Outside of careers and travel, the Boldens had a host of interests. They were central figures in the First Baptist Church in Burlington for nearly 50 years. Bolden served as a Sunday School teacher, deacon and trustee of the church. He was first moderator of the church and first moderator of the Mount Zion Baptist Association. For more than 20 years he was a member of the board for the Biblical Recorder, the N.C. Baptist Newspaper, served on the Institutional Relations Committee of the Baptist State Convention, and in 2001 won the Baptist Heritage Award from the N.C. Baptist State Convention.
While still a supporter of his alma mater, the Boldens gave their hearts to Billie Faye’s alma mater, Elon. The couple were tireless supporters of Elon University’s academic and athletic programs and involved themselves with the university in numerous ways. Bolden was a founding member of the first advisory board for Elon’s then fledgling School of Communications. It has become one of the leading journalism programs in the nation. Bolden’s contributions made a difference, Parsons said.
“To use academic terminology, Don Bolden was both an A+ journalist and an A+ professional partner to Elon,” Parsons said. “He was an enormously important partner to Elon during its rise to national prominence, serving as chair of the School of Communications Advisory Board. His wisdom, wit and good will propelled the school forward and will have a lasting impact on Elon.”

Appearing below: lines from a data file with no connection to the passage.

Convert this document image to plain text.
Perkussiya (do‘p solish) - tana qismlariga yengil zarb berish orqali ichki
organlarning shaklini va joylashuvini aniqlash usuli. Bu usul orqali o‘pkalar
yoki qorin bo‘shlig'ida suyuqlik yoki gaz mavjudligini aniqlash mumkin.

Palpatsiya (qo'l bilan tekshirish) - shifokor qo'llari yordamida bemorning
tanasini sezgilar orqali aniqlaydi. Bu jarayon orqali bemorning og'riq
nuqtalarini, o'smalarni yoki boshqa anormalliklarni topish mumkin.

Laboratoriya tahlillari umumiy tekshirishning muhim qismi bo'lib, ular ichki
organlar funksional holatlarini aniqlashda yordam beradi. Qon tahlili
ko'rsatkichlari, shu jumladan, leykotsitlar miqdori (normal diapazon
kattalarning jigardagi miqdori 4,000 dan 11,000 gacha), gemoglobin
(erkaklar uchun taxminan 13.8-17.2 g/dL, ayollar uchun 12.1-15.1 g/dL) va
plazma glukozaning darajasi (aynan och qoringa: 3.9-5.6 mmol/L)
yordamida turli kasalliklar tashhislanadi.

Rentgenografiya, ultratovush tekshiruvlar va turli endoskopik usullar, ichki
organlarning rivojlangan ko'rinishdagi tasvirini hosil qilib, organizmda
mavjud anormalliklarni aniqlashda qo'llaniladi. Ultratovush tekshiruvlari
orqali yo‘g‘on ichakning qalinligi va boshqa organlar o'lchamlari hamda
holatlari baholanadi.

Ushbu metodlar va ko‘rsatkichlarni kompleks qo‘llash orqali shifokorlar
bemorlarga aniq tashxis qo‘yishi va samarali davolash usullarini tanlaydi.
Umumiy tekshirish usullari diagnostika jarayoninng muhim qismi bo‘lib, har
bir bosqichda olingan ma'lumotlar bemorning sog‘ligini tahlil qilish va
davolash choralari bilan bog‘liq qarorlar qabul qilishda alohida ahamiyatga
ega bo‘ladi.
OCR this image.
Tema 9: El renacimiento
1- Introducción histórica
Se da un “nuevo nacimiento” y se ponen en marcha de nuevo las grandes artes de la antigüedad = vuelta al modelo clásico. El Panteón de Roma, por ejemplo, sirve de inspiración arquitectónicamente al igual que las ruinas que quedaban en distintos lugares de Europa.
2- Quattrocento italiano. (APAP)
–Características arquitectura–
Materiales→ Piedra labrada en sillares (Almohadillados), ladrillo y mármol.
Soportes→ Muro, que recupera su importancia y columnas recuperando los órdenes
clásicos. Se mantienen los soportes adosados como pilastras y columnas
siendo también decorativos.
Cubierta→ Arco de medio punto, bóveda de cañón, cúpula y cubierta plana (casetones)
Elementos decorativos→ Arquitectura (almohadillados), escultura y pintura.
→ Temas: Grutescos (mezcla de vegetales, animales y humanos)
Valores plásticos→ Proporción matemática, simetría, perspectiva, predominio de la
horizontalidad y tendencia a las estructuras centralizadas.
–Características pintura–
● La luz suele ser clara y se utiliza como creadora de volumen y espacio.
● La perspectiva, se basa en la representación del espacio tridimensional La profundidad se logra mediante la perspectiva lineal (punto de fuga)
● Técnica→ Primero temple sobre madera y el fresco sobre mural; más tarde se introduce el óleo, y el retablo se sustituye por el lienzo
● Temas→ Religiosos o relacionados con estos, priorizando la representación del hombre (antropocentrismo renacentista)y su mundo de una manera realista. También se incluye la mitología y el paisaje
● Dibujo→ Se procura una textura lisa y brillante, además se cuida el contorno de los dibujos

The Boldens became fixtures at Elon’s cultural and athletic events, especially women’s basketball, and created a scholarship for the women’s team. Bolden, who often called Elon one of the most important assets of Alamance County, received the Distinguished Service Award from the Elon Alumni Association, was selected as a member of the Elon chapter of the Phi Kappa Phi Honor Society, and in 2010 was given the university’s highest honor, the Elon Medallion. Bolden’s endorsement of Elon was unwavering. In his final months he wrote a letter to the Times-News Open Forum asking that consideration be given to placing “Home of Elon University” on interstate signs welcoming people to Alamance County.
Editor emeritus
After retirement in 2000, Bolden settled into his role as editor emeritus for the Times-News. A portrait of Bolden hangs in the newsroom on South Main Street, the only editor in the newspaper’s history so honored. He continued to write a column that was published each Sunday in the Times-News for the next 17 years. He spent some of his free time playing golf or taking long walks. He once said that any day spent playing golf with retired Times-News photographer Jack Sink “is a good day.” The only time that was proved to be false was the morning he and Sink were playing golf and first heard of the terrorist attacks on what has come to be known as 9/11.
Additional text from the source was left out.